7 Matching Annotations
  1. Mar 2022
    1. “Niños imbéciles, escrofulosos y epilépticos, o de instintos depravados, son con frecuencia hijos de alcohólicos.” [Imbecilic, scurvied, and epileptic children or those of depraved instincts are frequently the offspring of alcoholics] (Boletín 1.17).

      We see throughout the text that Antebi has given readers the original quotations in Spanish followed by a bracketed English translation. What is the effect of this particular writing choice?

    2. The figure of the alcoholic suggests both the cyclical quality of the Prometheus myth, since he is permanently bound to the rock, and the linear narrative of gradual, painful death and destruction, since eventually he will lose his entrails and die.

      The cyclical quality of the Prometheus myth also speaks to the cyclical, generational effects of alcoholism put forth by public health authorities. The hygiene campaigns posit that alcoholism impacts the next generation through contamination and disability, which then in turn affects the next generation, and so forth.

    3. Alcohol itself is side-stepped, at least for a moment, to allow capitalist exploitation to play a central role. In its helper role, alcohol works on behalf of the capitalist, yet the connection is an indirect one, for as the image shows, the man with the money bags sits comfortably, his whip to the ground, while his victims drink or sleep off their drunkenness. Rather than representing alcohol abuse as the specific cause of suffering on its own, the image and text suggest instead that drinking alcohol is a supplementary element within a larger process of economic exploitation. The destructive nature of alcohol here is due not simply to specific debilitating physical effects, but more importantly to its role in the impoverishment of individuals, households, and communities, hence as a means through which labor and needed resources seem to evaporate, as if magically transformed into money and then into drink.

      This is antithetical to the capitalist disdain for substance use as a means of seeking pleasure. Here, alcohol is described as a tool of capitalist exploitation. Yet, alcoholism can also be viewed as obstructing capitalistic exploitation through restricting an individual’s ability to effectively participate in productive activities.

    4. The uncertain shifting between clear and less clearly defined “cases” suggests a combined approach in which the “undesirable” elements are by turns hidden beneath layers of hereditary possibility and exposed as irrevocable fact. Moreover, specific use of the term “seres indeseables” [undesirable beings] underscores the notion that Page 82 →eugenics can work to shape a purportedly better future society by literally preventing the existence of certain types of people.

      This meditation on heredity makes me think about carrier screening and prenatal genetic testing as utilized in reproductive medicine today. These technologies are promoted as empowering reproductive freedom, but to what extent could eugenic forces underlie the push to make carrier screening and prenatal genetic screening/testing standard of care?
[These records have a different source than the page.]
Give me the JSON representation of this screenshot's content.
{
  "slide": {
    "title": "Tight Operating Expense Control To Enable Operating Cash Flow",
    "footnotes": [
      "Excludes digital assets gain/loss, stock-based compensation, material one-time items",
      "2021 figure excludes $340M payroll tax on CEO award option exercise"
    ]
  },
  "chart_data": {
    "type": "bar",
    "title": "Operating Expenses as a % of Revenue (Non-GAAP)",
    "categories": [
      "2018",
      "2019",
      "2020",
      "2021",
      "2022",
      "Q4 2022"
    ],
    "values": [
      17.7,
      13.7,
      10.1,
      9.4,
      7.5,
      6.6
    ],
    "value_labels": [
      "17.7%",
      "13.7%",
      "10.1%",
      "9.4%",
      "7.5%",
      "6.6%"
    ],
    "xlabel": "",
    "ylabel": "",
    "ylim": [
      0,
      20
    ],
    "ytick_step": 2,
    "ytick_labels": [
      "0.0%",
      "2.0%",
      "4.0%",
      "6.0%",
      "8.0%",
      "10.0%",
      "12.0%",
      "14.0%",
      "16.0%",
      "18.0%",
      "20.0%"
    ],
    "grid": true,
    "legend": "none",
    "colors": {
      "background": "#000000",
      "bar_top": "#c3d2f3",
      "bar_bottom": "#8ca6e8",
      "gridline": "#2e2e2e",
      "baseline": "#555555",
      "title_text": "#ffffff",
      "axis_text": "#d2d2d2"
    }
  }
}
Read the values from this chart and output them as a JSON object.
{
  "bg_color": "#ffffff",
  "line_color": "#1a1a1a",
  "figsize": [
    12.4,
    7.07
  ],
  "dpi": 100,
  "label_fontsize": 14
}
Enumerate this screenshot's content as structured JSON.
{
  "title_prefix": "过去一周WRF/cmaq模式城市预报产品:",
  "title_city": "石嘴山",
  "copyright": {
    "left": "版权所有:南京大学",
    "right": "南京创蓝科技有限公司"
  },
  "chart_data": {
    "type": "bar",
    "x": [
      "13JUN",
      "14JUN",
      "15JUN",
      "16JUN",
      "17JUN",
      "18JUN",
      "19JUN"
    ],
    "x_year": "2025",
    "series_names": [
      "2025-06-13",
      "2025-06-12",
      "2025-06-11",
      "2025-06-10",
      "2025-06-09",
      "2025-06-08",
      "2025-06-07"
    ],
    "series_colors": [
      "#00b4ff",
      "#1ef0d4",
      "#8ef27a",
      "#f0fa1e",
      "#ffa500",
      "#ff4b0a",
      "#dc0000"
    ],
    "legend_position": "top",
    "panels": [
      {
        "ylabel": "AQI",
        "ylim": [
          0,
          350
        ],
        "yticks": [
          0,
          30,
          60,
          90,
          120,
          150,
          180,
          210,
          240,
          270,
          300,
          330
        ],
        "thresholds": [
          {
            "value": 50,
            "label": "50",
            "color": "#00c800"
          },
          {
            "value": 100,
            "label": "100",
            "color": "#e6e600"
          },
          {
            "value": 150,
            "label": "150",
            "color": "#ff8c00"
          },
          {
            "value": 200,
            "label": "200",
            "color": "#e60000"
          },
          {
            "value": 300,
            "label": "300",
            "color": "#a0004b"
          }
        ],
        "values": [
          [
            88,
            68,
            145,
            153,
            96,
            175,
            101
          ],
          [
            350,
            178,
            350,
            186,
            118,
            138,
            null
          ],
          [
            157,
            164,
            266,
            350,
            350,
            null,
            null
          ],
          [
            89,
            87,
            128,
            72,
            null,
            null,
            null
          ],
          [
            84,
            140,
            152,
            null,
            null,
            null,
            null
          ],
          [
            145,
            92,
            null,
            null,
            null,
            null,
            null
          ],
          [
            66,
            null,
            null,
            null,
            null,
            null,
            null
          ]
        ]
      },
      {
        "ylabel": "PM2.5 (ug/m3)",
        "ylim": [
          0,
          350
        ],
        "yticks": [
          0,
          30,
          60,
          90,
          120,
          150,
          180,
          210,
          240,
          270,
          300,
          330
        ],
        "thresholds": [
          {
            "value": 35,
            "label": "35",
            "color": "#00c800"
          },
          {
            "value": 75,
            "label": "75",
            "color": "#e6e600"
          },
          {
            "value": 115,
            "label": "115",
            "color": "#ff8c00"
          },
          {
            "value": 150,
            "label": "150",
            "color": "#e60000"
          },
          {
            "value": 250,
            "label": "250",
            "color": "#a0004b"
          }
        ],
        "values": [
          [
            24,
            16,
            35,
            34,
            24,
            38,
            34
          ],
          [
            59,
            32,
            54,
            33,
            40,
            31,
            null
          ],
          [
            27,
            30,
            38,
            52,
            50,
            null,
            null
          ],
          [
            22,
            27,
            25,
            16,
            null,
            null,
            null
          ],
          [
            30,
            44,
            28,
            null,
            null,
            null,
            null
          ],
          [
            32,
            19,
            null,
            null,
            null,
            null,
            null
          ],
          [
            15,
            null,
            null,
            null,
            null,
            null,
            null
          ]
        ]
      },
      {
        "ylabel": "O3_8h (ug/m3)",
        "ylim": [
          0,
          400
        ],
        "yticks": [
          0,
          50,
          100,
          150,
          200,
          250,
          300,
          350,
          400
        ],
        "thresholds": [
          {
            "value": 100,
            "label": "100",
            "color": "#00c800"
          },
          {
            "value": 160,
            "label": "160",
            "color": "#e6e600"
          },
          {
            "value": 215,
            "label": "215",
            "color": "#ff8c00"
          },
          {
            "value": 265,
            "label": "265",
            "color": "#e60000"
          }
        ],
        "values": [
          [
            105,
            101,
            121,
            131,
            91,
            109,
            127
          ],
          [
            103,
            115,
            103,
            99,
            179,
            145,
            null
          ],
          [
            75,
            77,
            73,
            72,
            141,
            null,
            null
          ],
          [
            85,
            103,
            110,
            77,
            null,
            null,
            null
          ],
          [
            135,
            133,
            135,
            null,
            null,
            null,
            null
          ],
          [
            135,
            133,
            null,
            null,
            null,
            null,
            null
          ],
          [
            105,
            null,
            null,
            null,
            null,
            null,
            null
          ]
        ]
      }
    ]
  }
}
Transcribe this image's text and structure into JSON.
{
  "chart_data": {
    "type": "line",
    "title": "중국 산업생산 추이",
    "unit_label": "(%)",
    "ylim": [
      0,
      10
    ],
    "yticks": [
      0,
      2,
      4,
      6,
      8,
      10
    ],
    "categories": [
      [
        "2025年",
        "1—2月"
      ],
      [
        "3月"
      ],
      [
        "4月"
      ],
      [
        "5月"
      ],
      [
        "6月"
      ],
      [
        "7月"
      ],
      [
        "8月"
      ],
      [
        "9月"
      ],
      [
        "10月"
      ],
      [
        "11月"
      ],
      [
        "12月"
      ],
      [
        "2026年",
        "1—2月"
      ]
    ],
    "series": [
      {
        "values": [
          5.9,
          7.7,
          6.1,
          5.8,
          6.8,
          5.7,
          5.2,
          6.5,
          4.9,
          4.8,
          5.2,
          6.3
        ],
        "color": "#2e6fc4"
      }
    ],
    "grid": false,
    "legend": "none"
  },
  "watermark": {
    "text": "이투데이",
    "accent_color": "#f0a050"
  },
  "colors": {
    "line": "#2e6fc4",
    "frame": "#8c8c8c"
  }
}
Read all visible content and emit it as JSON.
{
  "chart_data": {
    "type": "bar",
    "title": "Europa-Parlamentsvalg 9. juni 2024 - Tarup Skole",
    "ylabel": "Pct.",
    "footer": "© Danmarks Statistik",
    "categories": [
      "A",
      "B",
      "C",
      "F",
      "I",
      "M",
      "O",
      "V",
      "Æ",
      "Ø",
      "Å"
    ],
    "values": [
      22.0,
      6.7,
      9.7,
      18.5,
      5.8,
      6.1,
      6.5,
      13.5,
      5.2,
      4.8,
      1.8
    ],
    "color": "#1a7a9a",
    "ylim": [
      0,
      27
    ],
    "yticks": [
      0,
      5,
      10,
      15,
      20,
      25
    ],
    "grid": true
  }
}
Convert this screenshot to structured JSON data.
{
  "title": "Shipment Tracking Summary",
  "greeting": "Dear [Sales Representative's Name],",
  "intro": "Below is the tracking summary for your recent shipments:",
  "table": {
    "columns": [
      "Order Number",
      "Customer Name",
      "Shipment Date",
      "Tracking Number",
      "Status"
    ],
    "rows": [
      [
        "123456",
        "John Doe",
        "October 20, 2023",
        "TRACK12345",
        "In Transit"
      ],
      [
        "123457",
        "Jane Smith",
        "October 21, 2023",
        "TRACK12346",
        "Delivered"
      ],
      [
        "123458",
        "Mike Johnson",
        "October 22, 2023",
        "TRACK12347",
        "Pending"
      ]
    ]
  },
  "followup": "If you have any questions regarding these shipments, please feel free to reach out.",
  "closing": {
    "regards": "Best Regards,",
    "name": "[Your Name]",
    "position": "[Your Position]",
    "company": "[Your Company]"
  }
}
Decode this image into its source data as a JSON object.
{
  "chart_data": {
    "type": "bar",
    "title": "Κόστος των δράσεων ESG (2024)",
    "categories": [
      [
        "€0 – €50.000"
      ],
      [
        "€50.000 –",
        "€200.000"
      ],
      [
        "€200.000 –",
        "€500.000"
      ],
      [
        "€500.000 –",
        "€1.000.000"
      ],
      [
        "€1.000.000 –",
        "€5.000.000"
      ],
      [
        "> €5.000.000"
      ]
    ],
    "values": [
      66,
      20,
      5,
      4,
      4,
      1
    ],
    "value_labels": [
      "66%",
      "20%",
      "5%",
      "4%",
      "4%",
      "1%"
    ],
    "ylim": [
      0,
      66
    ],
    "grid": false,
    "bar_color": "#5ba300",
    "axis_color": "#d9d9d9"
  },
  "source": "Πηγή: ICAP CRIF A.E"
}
    5. the appropriate response to be taken in each case, whether the children can be best taught through special methods, sent to farms or workshops, or in the case of the “uneducable,” treated by physicians. In cases in which educational setting has been the problem, the response is to “combat the causes” of the abnormality

      In the previous section, poverty is described as a disabling force through structural violence. The 1927 Pan-American Child Congress acknowledged that "'The causes of poverty can in general be defeated through a concerted attack by society.'" Although this statement is rather vague, it essentially suggests that poverty should be addressed through a top-down approach. Yet Dr. Santamarina's "solutions" to "treat" developmentally delayed children all center on an individualistic approach rather than addressing systemic issues.

    6. disability, appearing through a repeating set of pathologizing terms, or at times through data and physical description,

      Institutions construct disabled children's identities out of assessment, diagnosis, documentation, and interventions--reducing disabled children to impersonal, generalized labels and functions. This objective and disembodied institutional documentation erases the humanity and personhood of these children.

    7. “El alcohol es un buitre que arrancará lentamente las entrañas del bebedor. El bebedor está siempre atado en la roca del infortunio.” [Alcohol is a vulture that slowly rips out the entrails of the drinker. The drinker is always tied to the rock of misfortune]

      This warning invokes the story of Prometheus--his punishment from Zeus for giving man the gift of fire was to be eternally chained to a rock and have his liver eaten every day by an eagle. It is interesting that this myth is referenced here wherein an authority figure (the public health department) seeks to punish "social deviants" (alcoholics). However, in this version, the authority figure does not take culpability for the punishment; instead, the alcohol users are framed as punishing themselves.